Fix corruption when remarking a pool in another domain and that domain allocates

[ctk21]

We have had a number of CI failures recently; particularly with the bytecode test for parallel/domain_parallel_spawn_burn. The segfaults are non-deterministic and quite horrible to reproduce in rr (very time consuming); however you can get the crash in gdb with some patience.

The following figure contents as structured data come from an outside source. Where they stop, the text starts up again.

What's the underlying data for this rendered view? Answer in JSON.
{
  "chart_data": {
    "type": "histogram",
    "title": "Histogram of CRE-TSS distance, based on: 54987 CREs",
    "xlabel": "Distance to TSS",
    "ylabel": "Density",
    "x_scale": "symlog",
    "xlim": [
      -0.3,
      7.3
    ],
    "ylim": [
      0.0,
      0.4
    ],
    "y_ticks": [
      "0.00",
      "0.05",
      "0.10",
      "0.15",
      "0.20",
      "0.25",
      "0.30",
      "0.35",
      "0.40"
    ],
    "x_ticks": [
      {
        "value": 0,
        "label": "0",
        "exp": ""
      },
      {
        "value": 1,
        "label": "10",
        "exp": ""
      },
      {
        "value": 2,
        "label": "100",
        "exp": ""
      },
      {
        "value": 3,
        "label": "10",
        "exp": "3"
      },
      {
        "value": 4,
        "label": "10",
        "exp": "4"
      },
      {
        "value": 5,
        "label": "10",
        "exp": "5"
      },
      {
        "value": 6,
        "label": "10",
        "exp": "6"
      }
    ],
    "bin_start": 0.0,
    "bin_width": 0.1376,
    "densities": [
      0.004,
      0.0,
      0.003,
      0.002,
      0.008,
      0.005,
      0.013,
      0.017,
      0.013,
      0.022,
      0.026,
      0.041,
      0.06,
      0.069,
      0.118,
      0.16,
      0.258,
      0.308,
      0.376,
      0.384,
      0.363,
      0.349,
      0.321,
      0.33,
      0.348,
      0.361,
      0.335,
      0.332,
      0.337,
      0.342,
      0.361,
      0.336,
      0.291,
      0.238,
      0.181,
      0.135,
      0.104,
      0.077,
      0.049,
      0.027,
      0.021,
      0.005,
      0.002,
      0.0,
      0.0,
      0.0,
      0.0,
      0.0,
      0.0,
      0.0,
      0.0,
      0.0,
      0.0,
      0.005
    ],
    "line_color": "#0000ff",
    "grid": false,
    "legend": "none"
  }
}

Probing around, I have isolated a problem in the way we handle remarking pools due to a mark stack overflow. The particular issue is:

• one domain overflows its mark stack and determines that a pool belonging to another domain needs remarking
• at the time the original domain is remarking the pool belonging to the other domain, the other domain decides to allocate from that pool
• if you get unlucky the remarking domain sees the newly allocated object as needing marking, but the newly allocated object may have garbage in its fields; this leads to a crash

We have identified a couple of ways to fix this:

• lock the pools; highly undesirable as it inserts a locking operation into the allocation path
• use some epoch based sychronization of garbage collection over the top of remarked pools
• pass pools for remarking back to the pool owner and alter the concurrent major garbage collector barriers to check that all remarking queues are serviced before progressing the major cycle

[ctk21]

After some back and forth with some of the ways to fix this, I've got one that might work based around passing the pool back to its owner.

Care is needed to handle:

• conservation of the work todo as a pool is passed back to a domain that owns it (i.e. we need to make sure all remarking work is done and all marking work is done before a GC phase transition)
• domain termination issues, a domain needs to be able to exit and other domains need to be able to push remark work somewhere while the domain is terminating (or has already terminated)
• the remark work for orphaned pools is tracked and done somewhere

With these in mind, my current thinking is that this would work:

• each domain owns a remark queue which can 'accept' work or be 'closed' (because the domain is terminating); this allows the posting domain to know the work will be done by the receiver or it needs to post the work to the global queue.
• there is a global remark queue which holds work for any orphaned pools or work which could not be enqueued onto a domain as the queue was not accepting
• when a domain has drained its mark stack, it services its remarking queue and then the global remark queue
• when checking for phase transitions, all mark stacks must be drained and all remarking queues (including the global one) must be drained
• when dequeuing from the global remark queue (and our own remark queue):
  • we check if the pool is owned by another domain, in which case we attempt to push to the owner (or requeue to global if that domain not accepting)
  • if we own the pool, we push the remarking work locally
  • if the pool is orphaned; we lock the orphaned pool list (to avoid it getting allocated to a domain) and push the remarking work locally
• care will be taken in the termination and marking code to ensure that marking progresses to drain the remark queue even when the mark stack is complete; this ensures that the GC is always moving forwards

[kayceesrk]

This looks reasonable to me. Given that remarking is rare, this queue could just be a lock-protected linked list, couldn't it?

How does work end up in the global remark queue?

[ctk21]

This looks reasonable to me. Given that remarking is rare, this queue could just be a lock-protected linked list, couldn't it?

Absolutely - I was assuming the queues would be a lock-protected linked list.

How does work end up in the global remark queue?

If when trying to push work to a target domain, we discover that domain is not accepting work (because it is terminating) we push the work to the global remark queue.

I was thinking we could do away with the global remark queue and requeue to your own remark queue in the case that the target domain is terminating, but you could end up with deadlock as follows:

• domain A has a pool that needs remarking by domain B, domain A is terminating and so not accepting
• domain B has a pool that needs remarking by domain A, domain B is also terminating and so not accepting
• neither domain A or domain B can drain their remark queues and so can not terminate

The global remark queue ensures that the domain local remark queues can always be drained independent of the state of any other domain and so avoids deadlocks that could occur with terminating domains.

[kayceesrk]

Ok. Global remark queue sounds reasonable.